Se in Italia nessuno può pensare di scalzare i calciatori dal sempiterno primo posto nella hit parade del gradimento, in Spagna persino i più titolati giocatori del Real Madrid o del Barcelona devono ancora vedersela con i toreador, contendendosi copertine e presenze in TV. La stessa cosa accade in Austria, in Svezia o in Norvegia, dove alcuni sciatori raggiungono lo status di eroi nazionali. E’ pur vero che esistono sportivi per i quali l’ammirazione è planetaria: i piloti di Formula Uno oppure i tennisti, per limitarci a due esempi immediati.

Nel rapporto tra idoli sportivi e loro fan un aspetto è fondamentale. A questi ultimi dei campioni interessa…tutto, complice in ciò il potere dei media. Non solo le prestazioni in campo, sulle piste da sci o sui circuiti automobilistici, ma anche la vita, le bravate e naturalmente il look, non solo e non tanto quello legato all’attività sportiva, che del resto non può prescindere dal tipo di disciplina praticata né, tantomeno, dal principio dell’uniforme, o meglio, dell’uniformità, perché sia immediatamente visibile l’appartenenza ad un club o ad una formazione nazionale.

Senza troppi giri di parole: ciò che l’eroe sportivo indossa nel suo tempo libero fa comunque moda. E la moda – che da sempre si nutre di ciò che accade nel mondo, dei cambiamenti che lo animano, dei fenomeni sociali  che lo muovono – non può non tenerne conto. Va anche ricordato che da sempre la moda contemporanea guarda allo sport in senso stretto, facendo proprie fogge, materie e tecniche per rielaborarle nelle collezioni che segnano il susseguirsi delle stagioni. Un meccanismo del tutto analogo lega i look che si vedono in passerella e quelli dei campioni “in libera uscita”. Si potrebbero menzionare decine di esempi e perdersi così in un ginepraio di riferimenti.

Ma questo nuovo capitolo di Fashion Fil Rouge preferisce richiamare l’attenzione su un elemento del guardaroba che avvicina davvero tanto lo stile “free time” degli sportivi a quello proposto dai fashion designer. Si parla del blouson. Dallo sport allo “sporty”, si potrebbe dire. Senza mai perdere di vista la funzionalità, la versatilità e lo spirito disinvolto, valenze proprie di questo capo, in effetti già sdoganato dopo la Seconda Guerra Mondiale, quando inizia ad entrare a far parte del vestire comune, perché ammirato addosso ai piloti della R.A.F. o della U.S. Air Force.
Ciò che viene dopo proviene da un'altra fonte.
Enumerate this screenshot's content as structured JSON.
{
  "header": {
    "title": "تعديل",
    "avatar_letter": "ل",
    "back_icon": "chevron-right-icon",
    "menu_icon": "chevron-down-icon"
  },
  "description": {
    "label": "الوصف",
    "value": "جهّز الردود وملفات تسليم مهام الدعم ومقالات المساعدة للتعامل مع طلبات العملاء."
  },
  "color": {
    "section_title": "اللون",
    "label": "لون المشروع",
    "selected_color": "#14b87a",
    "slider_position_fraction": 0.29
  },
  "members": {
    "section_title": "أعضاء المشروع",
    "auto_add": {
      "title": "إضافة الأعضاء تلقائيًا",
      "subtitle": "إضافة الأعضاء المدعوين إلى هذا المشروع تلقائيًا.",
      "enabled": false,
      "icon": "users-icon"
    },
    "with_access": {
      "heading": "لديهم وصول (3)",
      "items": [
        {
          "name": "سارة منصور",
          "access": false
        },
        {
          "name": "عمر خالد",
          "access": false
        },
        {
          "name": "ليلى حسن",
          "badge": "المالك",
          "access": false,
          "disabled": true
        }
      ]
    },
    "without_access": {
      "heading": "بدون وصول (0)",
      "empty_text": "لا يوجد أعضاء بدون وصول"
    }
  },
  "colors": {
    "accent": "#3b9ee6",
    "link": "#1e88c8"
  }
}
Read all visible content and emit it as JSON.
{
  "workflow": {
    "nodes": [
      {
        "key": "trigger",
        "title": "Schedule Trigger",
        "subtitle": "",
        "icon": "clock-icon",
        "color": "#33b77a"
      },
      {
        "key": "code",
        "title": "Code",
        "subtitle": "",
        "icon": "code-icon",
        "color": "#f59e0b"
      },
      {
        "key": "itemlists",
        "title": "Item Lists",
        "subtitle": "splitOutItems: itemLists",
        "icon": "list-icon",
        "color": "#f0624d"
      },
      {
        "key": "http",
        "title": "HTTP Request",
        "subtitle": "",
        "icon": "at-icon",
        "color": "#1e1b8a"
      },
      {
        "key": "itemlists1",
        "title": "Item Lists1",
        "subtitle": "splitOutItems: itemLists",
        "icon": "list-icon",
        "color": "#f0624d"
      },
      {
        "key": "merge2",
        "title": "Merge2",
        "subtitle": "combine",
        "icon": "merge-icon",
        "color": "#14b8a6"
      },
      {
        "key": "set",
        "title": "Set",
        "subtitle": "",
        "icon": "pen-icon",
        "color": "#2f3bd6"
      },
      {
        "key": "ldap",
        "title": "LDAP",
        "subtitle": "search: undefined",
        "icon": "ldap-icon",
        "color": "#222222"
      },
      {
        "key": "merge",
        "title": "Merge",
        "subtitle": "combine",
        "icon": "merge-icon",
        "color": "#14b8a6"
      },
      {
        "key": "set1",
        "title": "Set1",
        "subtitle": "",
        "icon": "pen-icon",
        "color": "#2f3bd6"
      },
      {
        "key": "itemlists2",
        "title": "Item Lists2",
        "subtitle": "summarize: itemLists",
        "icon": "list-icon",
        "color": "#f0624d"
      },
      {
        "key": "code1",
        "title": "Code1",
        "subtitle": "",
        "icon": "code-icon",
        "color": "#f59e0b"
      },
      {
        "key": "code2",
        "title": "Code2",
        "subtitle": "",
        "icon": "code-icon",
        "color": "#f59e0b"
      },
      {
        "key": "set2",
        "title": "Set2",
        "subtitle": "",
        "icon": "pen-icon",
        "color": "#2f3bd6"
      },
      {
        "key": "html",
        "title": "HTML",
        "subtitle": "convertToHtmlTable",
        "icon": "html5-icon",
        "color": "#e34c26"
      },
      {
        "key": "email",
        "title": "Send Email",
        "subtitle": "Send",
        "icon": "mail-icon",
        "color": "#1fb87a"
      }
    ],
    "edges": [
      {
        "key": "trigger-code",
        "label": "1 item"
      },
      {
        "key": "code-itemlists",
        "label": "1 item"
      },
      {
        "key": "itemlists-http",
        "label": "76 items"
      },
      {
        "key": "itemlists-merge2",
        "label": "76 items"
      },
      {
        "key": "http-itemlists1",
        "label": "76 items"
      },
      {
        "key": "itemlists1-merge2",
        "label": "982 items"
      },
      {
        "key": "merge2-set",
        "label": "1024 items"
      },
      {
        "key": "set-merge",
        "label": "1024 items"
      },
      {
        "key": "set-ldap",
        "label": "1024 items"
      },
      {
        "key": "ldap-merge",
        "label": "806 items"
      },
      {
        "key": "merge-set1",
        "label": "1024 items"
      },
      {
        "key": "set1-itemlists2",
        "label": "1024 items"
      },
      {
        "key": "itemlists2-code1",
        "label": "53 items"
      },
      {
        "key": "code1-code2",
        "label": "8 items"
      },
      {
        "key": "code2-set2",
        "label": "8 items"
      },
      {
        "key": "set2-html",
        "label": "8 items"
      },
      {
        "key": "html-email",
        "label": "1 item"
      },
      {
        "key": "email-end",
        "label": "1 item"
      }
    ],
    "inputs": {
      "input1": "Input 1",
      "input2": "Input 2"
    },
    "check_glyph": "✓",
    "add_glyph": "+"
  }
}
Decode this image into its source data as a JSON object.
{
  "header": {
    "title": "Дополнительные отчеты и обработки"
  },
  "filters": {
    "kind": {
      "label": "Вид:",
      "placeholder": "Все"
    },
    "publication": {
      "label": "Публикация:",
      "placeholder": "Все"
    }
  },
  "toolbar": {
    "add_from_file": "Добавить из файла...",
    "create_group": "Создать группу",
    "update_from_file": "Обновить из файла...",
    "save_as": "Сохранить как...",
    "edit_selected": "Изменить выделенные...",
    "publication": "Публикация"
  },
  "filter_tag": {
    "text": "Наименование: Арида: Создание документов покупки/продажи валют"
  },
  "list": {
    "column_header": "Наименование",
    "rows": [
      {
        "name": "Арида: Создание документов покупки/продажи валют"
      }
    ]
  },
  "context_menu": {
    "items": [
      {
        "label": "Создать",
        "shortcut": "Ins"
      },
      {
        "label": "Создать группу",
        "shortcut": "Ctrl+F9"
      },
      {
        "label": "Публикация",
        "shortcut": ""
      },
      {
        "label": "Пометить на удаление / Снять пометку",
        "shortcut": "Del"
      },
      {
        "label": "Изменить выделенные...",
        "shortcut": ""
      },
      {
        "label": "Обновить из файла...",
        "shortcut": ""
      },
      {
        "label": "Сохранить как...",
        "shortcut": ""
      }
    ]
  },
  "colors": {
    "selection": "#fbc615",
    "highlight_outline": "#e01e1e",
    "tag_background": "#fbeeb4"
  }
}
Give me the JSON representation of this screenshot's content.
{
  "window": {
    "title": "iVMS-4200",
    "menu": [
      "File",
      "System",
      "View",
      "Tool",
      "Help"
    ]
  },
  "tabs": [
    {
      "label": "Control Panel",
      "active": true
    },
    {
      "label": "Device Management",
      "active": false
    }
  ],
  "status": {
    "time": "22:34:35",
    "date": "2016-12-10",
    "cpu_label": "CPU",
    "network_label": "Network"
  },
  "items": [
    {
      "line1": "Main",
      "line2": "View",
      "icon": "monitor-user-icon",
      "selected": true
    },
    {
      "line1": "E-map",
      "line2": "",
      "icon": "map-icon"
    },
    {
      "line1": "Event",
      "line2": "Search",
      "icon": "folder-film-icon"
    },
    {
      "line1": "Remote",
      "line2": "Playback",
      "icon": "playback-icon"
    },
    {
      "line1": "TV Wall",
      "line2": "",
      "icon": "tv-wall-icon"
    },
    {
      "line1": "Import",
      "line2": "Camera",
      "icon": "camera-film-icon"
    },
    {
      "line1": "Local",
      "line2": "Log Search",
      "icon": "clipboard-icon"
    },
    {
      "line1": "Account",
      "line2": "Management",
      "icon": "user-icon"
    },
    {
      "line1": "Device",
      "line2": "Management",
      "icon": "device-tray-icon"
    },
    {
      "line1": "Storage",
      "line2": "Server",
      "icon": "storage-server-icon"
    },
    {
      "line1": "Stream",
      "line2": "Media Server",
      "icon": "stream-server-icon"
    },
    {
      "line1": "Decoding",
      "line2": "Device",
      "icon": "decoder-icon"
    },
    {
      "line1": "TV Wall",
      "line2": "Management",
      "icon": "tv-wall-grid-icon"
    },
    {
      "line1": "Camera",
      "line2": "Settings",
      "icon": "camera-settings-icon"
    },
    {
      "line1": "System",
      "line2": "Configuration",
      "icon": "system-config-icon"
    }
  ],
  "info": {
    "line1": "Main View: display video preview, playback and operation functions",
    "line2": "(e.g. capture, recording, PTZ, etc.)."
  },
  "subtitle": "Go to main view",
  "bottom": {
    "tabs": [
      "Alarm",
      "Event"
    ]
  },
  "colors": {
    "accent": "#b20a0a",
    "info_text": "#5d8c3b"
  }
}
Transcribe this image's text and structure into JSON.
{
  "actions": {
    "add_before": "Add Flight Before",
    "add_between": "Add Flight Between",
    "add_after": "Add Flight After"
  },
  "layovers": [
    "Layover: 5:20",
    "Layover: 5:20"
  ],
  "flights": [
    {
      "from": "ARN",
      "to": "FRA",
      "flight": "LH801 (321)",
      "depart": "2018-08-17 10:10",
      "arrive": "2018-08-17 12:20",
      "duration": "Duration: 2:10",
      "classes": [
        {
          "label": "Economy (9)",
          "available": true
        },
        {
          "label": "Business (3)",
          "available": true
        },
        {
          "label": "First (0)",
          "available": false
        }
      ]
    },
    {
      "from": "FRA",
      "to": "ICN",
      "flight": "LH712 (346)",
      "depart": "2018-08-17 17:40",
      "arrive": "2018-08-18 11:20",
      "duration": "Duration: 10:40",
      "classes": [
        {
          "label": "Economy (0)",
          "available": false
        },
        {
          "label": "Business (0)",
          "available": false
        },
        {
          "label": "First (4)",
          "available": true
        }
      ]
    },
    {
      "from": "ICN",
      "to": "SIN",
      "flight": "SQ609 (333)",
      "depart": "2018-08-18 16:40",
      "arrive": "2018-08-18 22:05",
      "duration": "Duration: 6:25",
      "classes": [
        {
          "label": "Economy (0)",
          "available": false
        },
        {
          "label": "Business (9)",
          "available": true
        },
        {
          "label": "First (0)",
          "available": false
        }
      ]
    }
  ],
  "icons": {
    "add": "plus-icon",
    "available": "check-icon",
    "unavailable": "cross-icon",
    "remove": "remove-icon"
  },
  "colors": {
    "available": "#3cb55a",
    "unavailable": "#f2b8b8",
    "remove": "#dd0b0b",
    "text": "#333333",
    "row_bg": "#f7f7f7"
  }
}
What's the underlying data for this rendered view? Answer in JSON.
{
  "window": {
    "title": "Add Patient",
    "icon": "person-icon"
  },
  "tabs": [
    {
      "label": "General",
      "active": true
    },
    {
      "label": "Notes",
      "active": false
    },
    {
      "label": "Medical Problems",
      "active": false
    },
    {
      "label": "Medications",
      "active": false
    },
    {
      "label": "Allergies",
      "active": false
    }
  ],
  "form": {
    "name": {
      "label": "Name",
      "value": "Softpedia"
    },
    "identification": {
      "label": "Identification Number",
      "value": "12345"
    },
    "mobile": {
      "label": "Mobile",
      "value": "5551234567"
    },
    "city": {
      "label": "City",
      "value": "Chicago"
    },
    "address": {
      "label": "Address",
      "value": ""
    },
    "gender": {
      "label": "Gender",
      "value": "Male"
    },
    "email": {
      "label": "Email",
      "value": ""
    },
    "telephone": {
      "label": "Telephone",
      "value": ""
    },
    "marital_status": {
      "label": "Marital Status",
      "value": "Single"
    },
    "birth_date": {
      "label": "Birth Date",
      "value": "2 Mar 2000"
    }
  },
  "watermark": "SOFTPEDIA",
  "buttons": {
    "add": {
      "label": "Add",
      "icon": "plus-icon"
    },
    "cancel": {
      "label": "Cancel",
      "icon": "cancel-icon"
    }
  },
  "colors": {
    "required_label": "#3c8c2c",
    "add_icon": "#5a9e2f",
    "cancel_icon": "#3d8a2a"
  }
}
Forse per assuefazione alla praticità dei capi indossati nella pratica sportiva, i campioni si mostrano spesso in giubbotto anche nel tempo libero. Si potrebbe azzardare un’ipotesi: almeno sino a qualche decennio fa, per sentirsi sempre e comunque sportivi, i vari tennisti, piloti, sciatori, calciatori propendevano con naturalezza al blouson come capo scontato del loro look. Con una buona serie di variazioni sul tema.

Juan Manuel Fangio si accontentava di un semplicissimo giubbotto di tela, forse cerata, non tanto diverso da quello che indossava al volante. George Best, nei suoi anni d’oro, si poteva permettere un tocco personalissimo, tanto da rivaleggiare con Elton John, David Bowie e i Rolling Stone come emblema di eleganza new british. Da buon nordico, Björn Borg, non risparmiava in fatto di colori vivaci, in ciò non allontanandosi troppo dai costumi di scena degli Abba. Tutto quadra: nelle collezioni di oggi abbondano i blouson che fanno pensare a quel mondo. E non è difficile ritrovare leit motiv comuni tra i giubbotti di allora e quelli griffati di oggi.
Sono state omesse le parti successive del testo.